Ihre Freundin sieht und hört sie zwar, aber scheint vollkommen vergessen zu haben, wer sie sind oder was für eine Sprache sie überhaupt sprechen.

„Ist alles okay, Lia? Du siehst verändert aus. Deine Augen wirken ganz abwesend. Liandra? Hörst du mir zu?“

Lias Herz rast förmlich. Lindsay kann es durch das umschlossene Handgelenk spüren und langsam bekommt sie es wirklich mit der Angst zu tun. Das ist doch nicht mehr normal. Vielleicht hat die dumme Kellnerin ihr Drogen ins Glas getan oder einer von den Idioten hat ihr K.O.-Tropfen verabreicht.

Mikes Hände legen sich um Lias Gesicht, doch diese fährt wie vom Blitz getroffen herum. Hinter ihr baut sich ein Mann auf, für den Lindsay jegliche Worte fehlen. Er ist groß, muskulös und seine Augen strahlen eisblau aus seinem blassen Gesicht, das von eleganten schwarzen Wellen eingerahmt wird. Er trägt ein dunkles Hemd, das bis zu seinem Bauchnabel offen steht und so einen tiefen Einblick auf seinen Waschbrettbauch liefert. Wie ein männliches Model oder der Schauspieler eines Hollywoodstreifens, geradewegs dem Fernseher entstiegen. Das muss er sein: der Stalker.
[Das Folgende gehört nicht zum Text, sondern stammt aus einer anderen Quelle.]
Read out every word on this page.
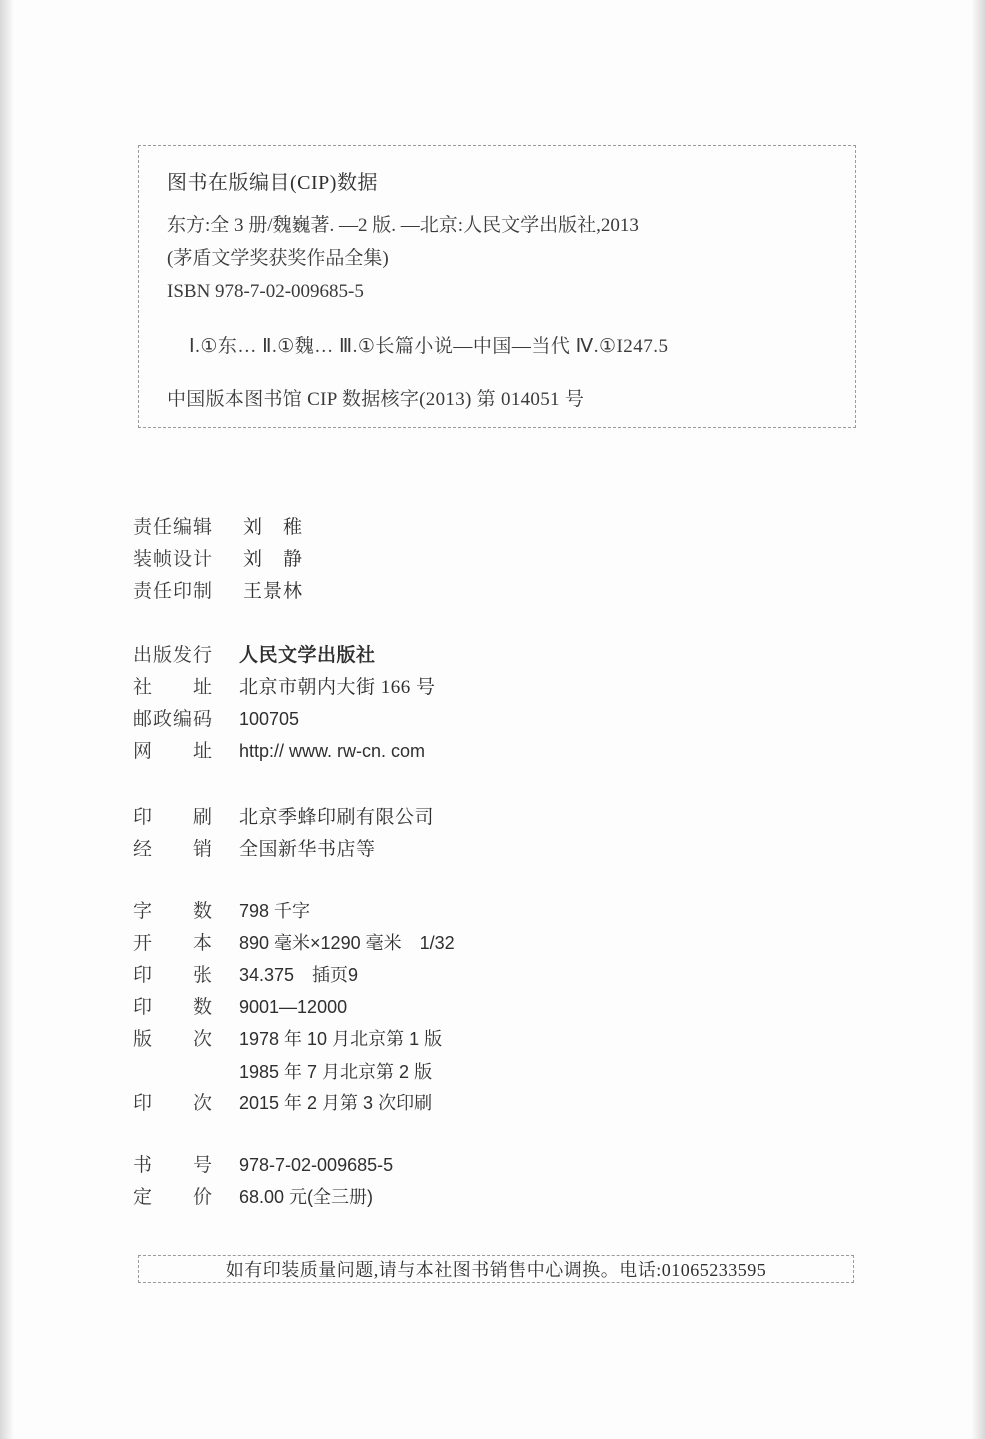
图书在版编目(CIP)数据
东方:全 3 册/魏巍著. —2 版. —北京:人民文学出版社,2013
(茅盾文学奖获奖作品全集)
ISBN 978-7-02-009685-5
Ⅰ.①东… Ⅱ.①魏… Ⅲ.①长篇小说—中国—当代 Ⅳ.①I247.5
中国版本图书馆 CIP 数据核字(2013) 第 014051 号
责任编辑	刘　稚
装帧设计	刘　静
责任印制	王景林
出版发行	人民文学出版社
社　　址	北京市朝内大街 166 号
邮政编码	100705
网　　址	http:// www. rw-cn. com
印　　刷	北京季蜂印刷有限公司
经　　销	全国新华书店等
字　　数	798 千字
开　　本	890 毫米×1290 毫米　1/32
印　　张	34.375　插页9
印　　数	9001—12000
版　　次	1978 年 10 月北京第 1 版
1985 年 7 月北京第 2 版
印　　次	2015 年 2 月第 3 次印刷
书　　号	978-7-02-009685-5
定　　价	68.00 元(全三册)
如有印装质量问题,请与本社图书销售中心调换。电话:01065233595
„Ist er das?“, will Lindsay neugierig wissen und folgt mit großen Augen Lias starrem Blick.

Mike hingegen ergreift wütend, aber vor allem in Sorge Lias Handgelenk und reißt sie zu sich herum. „Verdammt Lia! Hast du irgendwelche Drogen genommen? Jetzt red doch mal mit mir!“

Die Verzweiflung in Mikes Stimme hört nur Lindsay, denn Lia erreichen seine Worte nicht mehr. Sie hat nur noch Augen für den Fremden, der ihr lässig seine Hand entgegen streckt. Er scheint die anderen Clubbesucher genauso wenig wahrzunehmen wie Lia. Wie magnetisch angezogen, reißt sich Lia von Mike los und lässt sich in die Arme des Schönlings gleiten. Ihre Lippen treffen perfekt aufeinander und verschließen sich zu einem filmreifen Kuss.

Mit offenem Mund begafft Lindsay die Szene und kann ihnen nur hinterher blicken, als sie Arm in Arm das „Exit“ verlassen, ohne dass Lia ihre Freunde auch nur noch eines Blickes würdigt. Sie scheint sie vollkommen vergessen zu haben. Aber auch Mike saust wütend und verletzt aus dem Club. Vielleicht ist das die Chance, auf die Lindsay so lange schon gewartet hat und so rennt sie ihm eilig hinterher. Am Ausgang stößt sie vor lauter Hektik mit einem komplett in schwarz gekleideten Mädchen zusammen.

„Kannst du nicht aufpassen?!“, knurrt die Fremde aufgebracht und schupst Lindsay grob zur Seite.

„Pass doch selber auf!“, faucht Lindsay entrüstet zurück und erkennt das Mädchen. Sie ist aus Lias Klasse und heißt soweit sie sich richtig erinnert Tru. Diese lässt Lindsay jedoch links liegen und stürzt aus dem Club. Genau wie Lia und der Modeltyp biegt sie eilig links ab, fast als würde sie die beiden verfolgen.